Most people would start a node this like this with the phrase, I'll never forget the day, but not me. Truth be told, I can barely remember the day at all. I know it was a Saturday, but I cannot remember if it was sunnny out or if was raining. I have no idea what time it was. All I can really remember was that it was a Saturday.

Marty's mom was supposed to come down from Rochester with some of my stuff, stuff that I had left at Marty's when I moved. It was strange because she was late, and that was so unlike her. She was the very definition of meticulously prompt. My mother knew something must be wrong, her motherly intuition told her so, but she thought maybe Cathie(Marty's mom) had been in a car accident on the way.

We were all sitting in the living room waiting for her to arrive when the phone rang. My mom picked up the phone, which is a very rare occurence, because even on Saturdays we screen our calls. I can't remember much of what happened but I can vaguely remember her saying hello and listing off the people in the room: my mom, my dad and I think two of my four siblings. The next thing I remember is her handing the phone to me and being told that Marty had killed himself and his mother had found him dead in his apartment that morning.

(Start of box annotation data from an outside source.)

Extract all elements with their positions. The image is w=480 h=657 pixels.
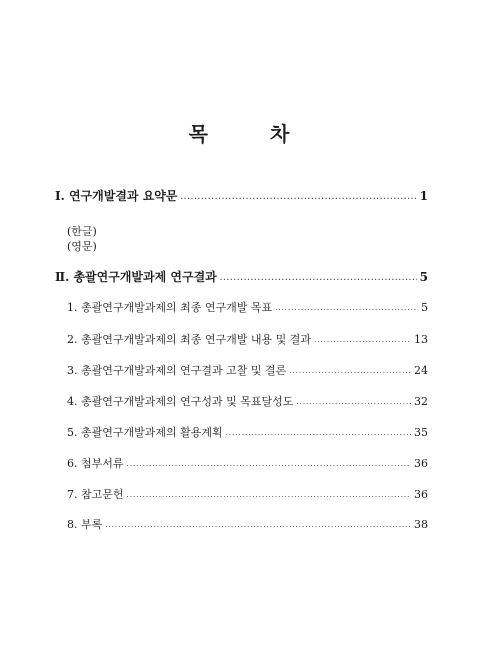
toc-item-page: 35 bbox=[414, 426, 428, 439]
leader-dots bbox=[220, 271, 417, 285]
toc-item[interactable] bbox=[67, 518, 428, 533]
toc-item-label: 6. 첨부서류 bbox=[67, 457, 124, 470]
toc-note-english: (영문) bbox=[67, 240, 97, 253]
toc-section-1-label: Ⅰ. 연구개발결과 요약문 bbox=[55, 189, 178, 203]
toc-item-label: 5. 총괄연구개발과제의 활용계획 bbox=[67, 426, 223, 439]
toc-item-page: 24 bbox=[414, 364, 428, 377]
leader-dots bbox=[289, 364, 411, 378]
toc-item[interactable] bbox=[67, 364, 428, 379]
toc-item-label: 2. 총괄연구개발과제의 최종 연구개발 내용 및 결과 bbox=[67, 333, 311, 346]
toc-item-label: 7. 참고문헌 bbox=[67, 488, 124, 501]
toc-section-2-page: 5 bbox=[419, 270, 428, 284]
toc-item-page: 32 bbox=[414, 395, 428, 408]
leader-dots bbox=[127, 457, 412, 471]
toc-item-page: 13 bbox=[414, 333, 428, 346]
toc-item-label: 8. 부록 bbox=[67, 518, 103, 531]
toc-item-page: 38 bbox=[414, 518, 428, 531]
toc-item[interactable] bbox=[67, 457, 428, 472]
toc-item[interactable] bbox=[67, 301, 428, 316]
toc-item[interactable] bbox=[67, 488, 428, 503]
toc-item-label: 3. 총괄연구개발과제의 연구결과 고찰 및 결론 bbox=[67, 364, 287, 377]
toc-item-label: 1. 총괄연구개발과제의 최종 연구개발 목표 bbox=[67, 301, 273, 314]
leader-dots bbox=[226, 426, 411, 440]
leader-dots bbox=[127, 488, 412, 502]
leader-dots bbox=[105, 518, 411, 532]
toc-item[interactable] bbox=[67, 426, 428, 441]
toc-note-korean: (한글) bbox=[67, 225, 97, 238]
toc-item[interactable] bbox=[67, 395, 428, 410]
toc-section-1-page: 1 bbox=[419, 189, 428, 203]
toc-item-page: 5 bbox=[421, 301, 428, 314]
toc-title bbox=[0, 118, 480, 147]
toc-item-label: 4. 총괄연구개발과제의 연구성과 및 목표달성도 bbox=[67, 395, 294, 408]
leader-dots bbox=[296, 395, 411, 409]
toc-section-2-label: Ⅱ. 총괄연구개발과제 연구결과 bbox=[55, 270, 217, 284]
toc-item[interactable] bbox=[67, 333, 428, 348]
leader-dots bbox=[314, 333, 411, 347]
toc-item-page: 36 bbox=[414, 488, 428, 501]
toc-title-right: 차 bbox=[270, 122, 292, 146]
toc-title-left: 목 bbox=[188, 122, 210, 146]
leader-dots bbox=[180, 190, 416, 204]
toc-item-page: 36 bbox=[414, 457, 428, 470]
toc-section-2[interactable] bbox=[55, 270, 428, 286]
leader-dots bbox=[275, 301, 418, 315]
toc-section-1[interactable] bbox=[55, 189, 428, 205]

It seems odd that I can't remember any particular detail, not one word that was spoken. I remember thinking, well shit, I better start crying 'cause Marty's dead. And I think I sort of forced myself to shed a few tears but they didn't come naturally. In fact all the tears that I would shed over Marty for the next year and a half would be unnatural and forced.

For months I walked through life in a state of numbness. I couldn't feel sadness, pain, grief or joy. It was the strangest feeling. The only way that I could describe how I felt to anyone was that I felt when Marty died a part of me died, the part that I loved most. The things that I used to enjoy I no longer enjoyed because it was he who showed me the joy they could bring and without him it was gone. I thought that I was half a person without him, and the half that was missing had all the good parts.

It has taken me two years of not living to finally understand my mistake. I was sitting on the porch today thinking about all the mistakes I have made in the last year or so when I asked Marty to give me the strength to make it through these tough times. And the answer that came back to me is,
I have always been here, I am in you.
And that is when I came to understand what death means, Marty's in particular.